Pero no dejan de ser inquietantes tantas alusiones a que lo quieren tumbar y matar; a que la orden está dada y que el complot está financiado por los narcos, con la complacencia de una oligarquía golpista. Palabras mayores en un jefe de Estado que debería estar más concentrado en tranquilizar al país y armar el tan invocado acuerdo nacional para facilitar sus reformas. Pero más le puede su vocación contestataria y pugnaz.
Resulta deprimente su insistencia en que aquí no vivimos en una democracia sino en un Estado asesino, lo que obliga a preguntarse cómo es posible entonces que hubiera llegado al poder un líder de la izquierda radical como él. Pero inquieta no solo el contenido de la intervención sino la forma desordenada y dispersa como la comunicó, no exenta de trabas de vocalización poco comunes en tan fogueado orador. Brincó de Bernardo Bertolucci a Francisco Franco, de Jurgen Habermas a Sun Yat-sen, de Antonio Nariño a Salvador Allende, en una enmarañada cátedra de historia patria y universal que confirmó que es un hombre tan ilustrado como disperso.

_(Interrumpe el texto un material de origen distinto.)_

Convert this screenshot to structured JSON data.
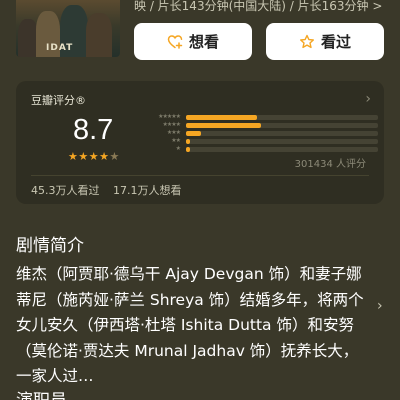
{
  "movie": {
    "poster_title": "IDAT",
    "meta": "映 / 片长143分钟(中国大陆) / 片长163分钟 >"
  },
  "actions": {
    "want_label": "想看",
    "seen_label": "看过"
  },
  "rating": {
    "title": "豆瓣评分®",
    "score": "8.7",
    "stars": 4.5,
    "distribution": [
      {
        "stars": "★★★★★",
        "fraction": 0.37
      },
      {
        "stars": "★★★★",
        "fraction": 0.39
      },
      {
        "stars": "★★★",
        "fraction": 0.08
      },
      {
        "stars": "★★",
        "fraction": 0.02
      },
      {
        "stars": "★",
        "fraction": 0.02
      }
    ],
    "count_text": "301434 人评分",
    "seen_text": "45.3万人看过",
    "want_text": "17.1万人想看"
  },
  "synopsis": {
    "title": "剧情简介",
    "text": "维杰（阿贾耶·德乌干 Ajay Devgan 饰）和妻子娜蒂尼（施芮娅·萨兰 Shreya 饰）结婚多年，将两个女儿安久（伊西塔·杜塔 Ishita Dutta 饰）和安努（莫伦诺·贾达夫 Mrunal Jadhav 饰）抚养长大，一家人过…"
  },
  "next_section": {
    "title": "演职员"
  },
  "colors": {
    "background": "#3a3829",
    "card": "#2f2e22",
    "accent": "#f5a623"
  }
}
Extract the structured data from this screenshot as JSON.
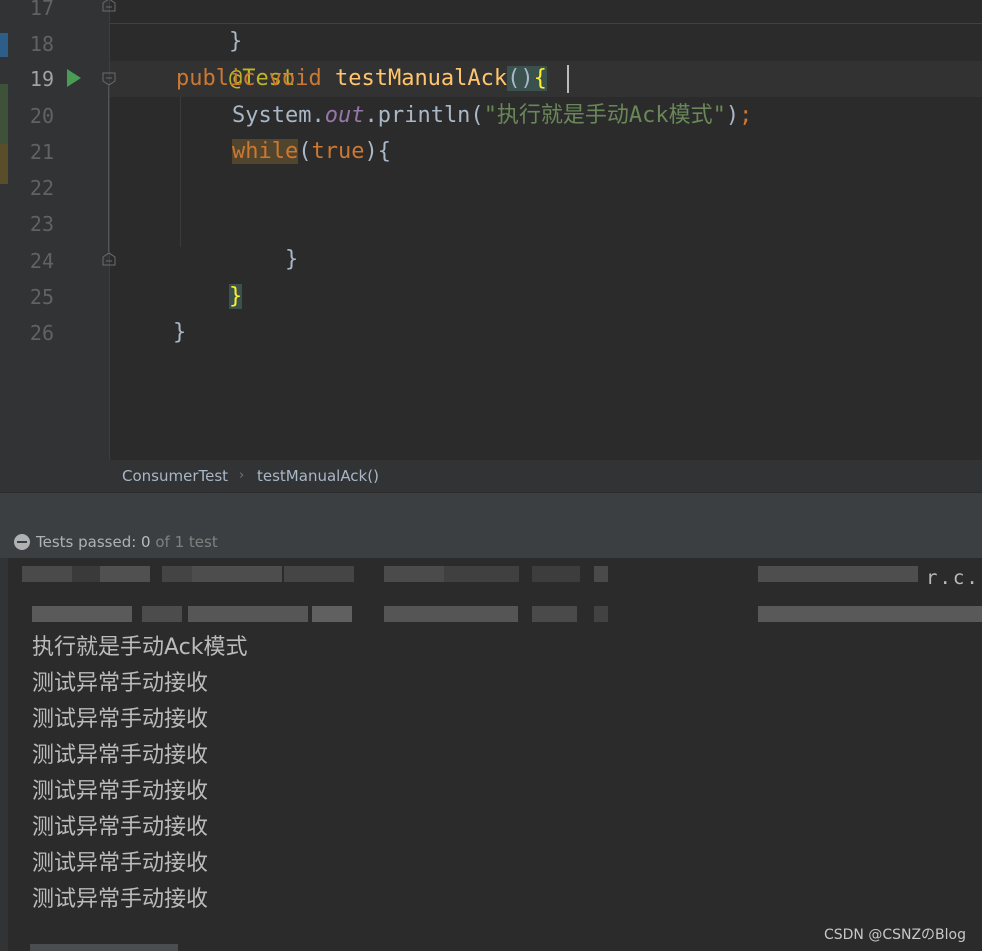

Se me quedaron algunas frases: “no nos vamos a dejar matar”, “no estoy paranoico”, “soy el último mohicano del M-19”. Deslizadas en medio de veladas exaltaciones de la resistencia armada y la lucha de clases, que retratan bien su estado ánimo actual. El de un gobernante que se siente aislado y proyecta agudo pesimismo. Por mi parte, estoy seguro de que Petro terminará su mandato. Pero no apuesto a que Colombia vuelva a elegir un presidente de izquierda en 2026. Es la moraleja del cuento.